Committee Chairman, Eldar Ibrahimov discussed the projects and spoke about the paragraphs which will be added to the Criminal Code in regards to handling trafficking of genetically modified plants and food.
After the discussion, the draft was adopted and recommended to the plenary session.
The first paragraph of the article provides a fine of 3,000-5,000 manats or imprisonment for a term of 2 years for the import or sale of a large volume of GMP, not intended for research or trade shows, and plant materials created by means of biotechnology and genetic engineering, agricultural food produced through genetic materials, as well as usage of genetic material of GMPs.
The second paragraph presuppose a fine of 4,000-6,000 manats or 3 years imprisonment for the production of food from GMP, not intended for research and representation at trade shows, or plant materials created by biotechnology and genetic engineering, agricultural food produced through genetic material, and the use of genetic materials genetically modified plants.
The third paragraph is intended for the above actions on a large scale. In this case, the fine will stand in between 7,000 and 9,000 manats, and imprisonment up to 5 years. The last fourth paragraph provision a sentence of between 3 to 7 years in prison for a person who has already been convicted under such crime.
The article in the Code of Administrative Violations provides a penalty of 80-100 percent of the value of food produced from genetically modified plants, not intended for research and representation at trade shows, or plant materials created through biotechnology and genetic engineering, agricultural supply produced through genetic material, the use of genetic material of genetically modified plants in lesser amounts than 1,000 manats.

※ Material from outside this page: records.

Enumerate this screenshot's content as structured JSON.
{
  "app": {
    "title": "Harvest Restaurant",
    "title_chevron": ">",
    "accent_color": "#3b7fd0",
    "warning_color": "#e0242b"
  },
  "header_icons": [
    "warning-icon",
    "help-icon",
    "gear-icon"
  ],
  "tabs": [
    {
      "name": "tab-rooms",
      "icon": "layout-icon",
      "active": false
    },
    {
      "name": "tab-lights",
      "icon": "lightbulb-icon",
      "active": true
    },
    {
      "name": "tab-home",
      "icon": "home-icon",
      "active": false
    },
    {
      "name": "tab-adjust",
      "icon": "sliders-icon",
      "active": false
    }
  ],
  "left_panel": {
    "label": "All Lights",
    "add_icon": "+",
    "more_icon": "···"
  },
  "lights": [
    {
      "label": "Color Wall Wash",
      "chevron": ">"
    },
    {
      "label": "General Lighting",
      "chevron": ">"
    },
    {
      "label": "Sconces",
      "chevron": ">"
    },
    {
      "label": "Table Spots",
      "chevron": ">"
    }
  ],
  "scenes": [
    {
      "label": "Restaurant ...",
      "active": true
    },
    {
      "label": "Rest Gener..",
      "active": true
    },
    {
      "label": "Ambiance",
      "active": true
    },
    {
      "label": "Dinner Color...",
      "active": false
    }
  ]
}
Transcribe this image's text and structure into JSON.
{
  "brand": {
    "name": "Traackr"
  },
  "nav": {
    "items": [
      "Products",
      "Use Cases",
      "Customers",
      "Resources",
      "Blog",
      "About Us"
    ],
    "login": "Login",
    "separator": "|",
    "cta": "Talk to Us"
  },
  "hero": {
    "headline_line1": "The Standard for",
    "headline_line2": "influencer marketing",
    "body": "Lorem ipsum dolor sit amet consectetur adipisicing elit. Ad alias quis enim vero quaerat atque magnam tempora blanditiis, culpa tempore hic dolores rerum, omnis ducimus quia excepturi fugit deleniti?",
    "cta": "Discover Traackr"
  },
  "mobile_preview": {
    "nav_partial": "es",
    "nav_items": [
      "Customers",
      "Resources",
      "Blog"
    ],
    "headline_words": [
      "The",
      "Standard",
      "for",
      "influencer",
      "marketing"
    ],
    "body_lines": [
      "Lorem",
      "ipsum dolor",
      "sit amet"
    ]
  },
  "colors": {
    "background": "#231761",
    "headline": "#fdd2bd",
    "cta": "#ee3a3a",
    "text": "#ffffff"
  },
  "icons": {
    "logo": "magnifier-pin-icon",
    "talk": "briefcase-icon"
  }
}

The Azerbaijani legislation bans the import and distribution of genetically modified plants and their inclusion in the state register.
Azerbaijan joined the Cartagena Protocol in 2005 and has a commitment to prevent the spread of GMOs and their use for commercial purposes. In 2011, the country approved a law on protection and effective usage of genetic resources, to protect its population`s health and the country`s biodiversity.
Despite these actions experts believe that modified products are widely spread in Azerbaijan.
Around 95 percent of tomatoes, 95 percent of watermelons and 40 percent of potatoes are genetically modified in Azerbaijan. About 98 percent of the soya beans, which are widely used in food and cosmetic industries are believed to contain GMOs as well, according to the head of the Azerbaijani Free Consumers Union, Eyyub Huseynov.
However, there has been no official confirmation. Samples taken from a number of plants across Azerbaijan have showed no genetic changes.
GMOs, the result of a genetic engineering process, were created as a solution for countries facing famine and poor land conditions. However, nature-rich Azerbaijan is not among such countries thus there is no need for GMO products here and new measures to fight GMO spread in the country are expected to stop the penetration.